Of the two cities to whom the Phoenix memo was supposedly addressed – Washington, D.C. and New York – the Times neglects to mention D.C., but makes quite sure it fingers a dead man – John O’Neill – as explicitly receiving the memo in New York, while neglecting to even mention the other of the “two cities” is Washington, D.C.

Either Tom Pickard, as acting director, or Dale Watson, as “superior” of the agent who managed the international terrorism unit, should logically be mentioned as the other person besides O’Neill to whom the memo was sent. Instead, they are described as “top F.B.I. managers,” and not as the ones who would be the logical target of the memo in D.C. BUT they write that O’Neill, as director of the unit in N.Y. definitely got the memo. (Dead men can’t talk.)

Then we learn that “Two or three days after the attacks, Dale Watson, who was then assistant director for counterterrorism, brought the memorandum to the attention of Mr.

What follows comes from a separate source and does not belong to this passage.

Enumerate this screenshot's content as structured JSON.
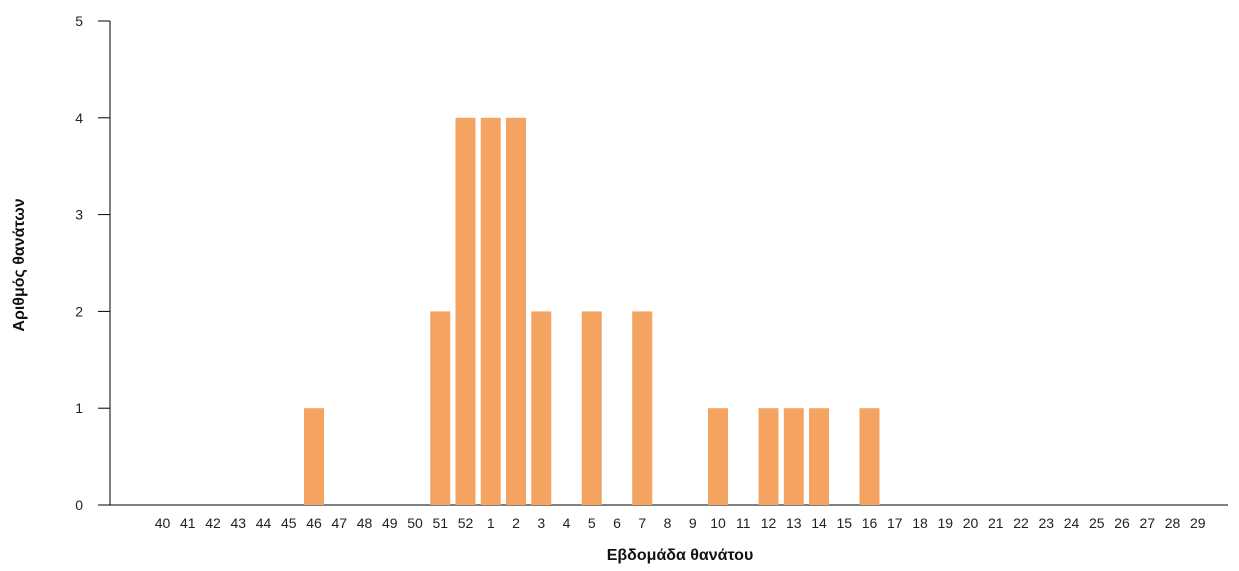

Pickard, who had returned to his job as deputy director after a stint as acting director, officials said.”

How very clever – the memo suddenly materialized out of nowhere, after 9/11, but now Pickard is “deputy director,” so the implication is that he’s (conveniently) no longer responsible. And Watson, who a few paragraphs before is described as the “superior” of the man “who managed the bureau's international terrorism unit,” has now suddenly become “the assistant director for counterterrorism.” So, of course, he’s not to blame either.

Pickard is out, but Dale Watson was fingered by Time.com : “Smart money says Mueller will elevate Assistant Director Dale Watson, currently head of counter-terrorism, to the counterterrorism/national security slot.”

If Watson gets the job, I guess he can thank John O’Neill’s ghost. As far as who will be blamed for missing the Phoenix memo, I’m betting it will be the man who can’t respond – John O’Neill.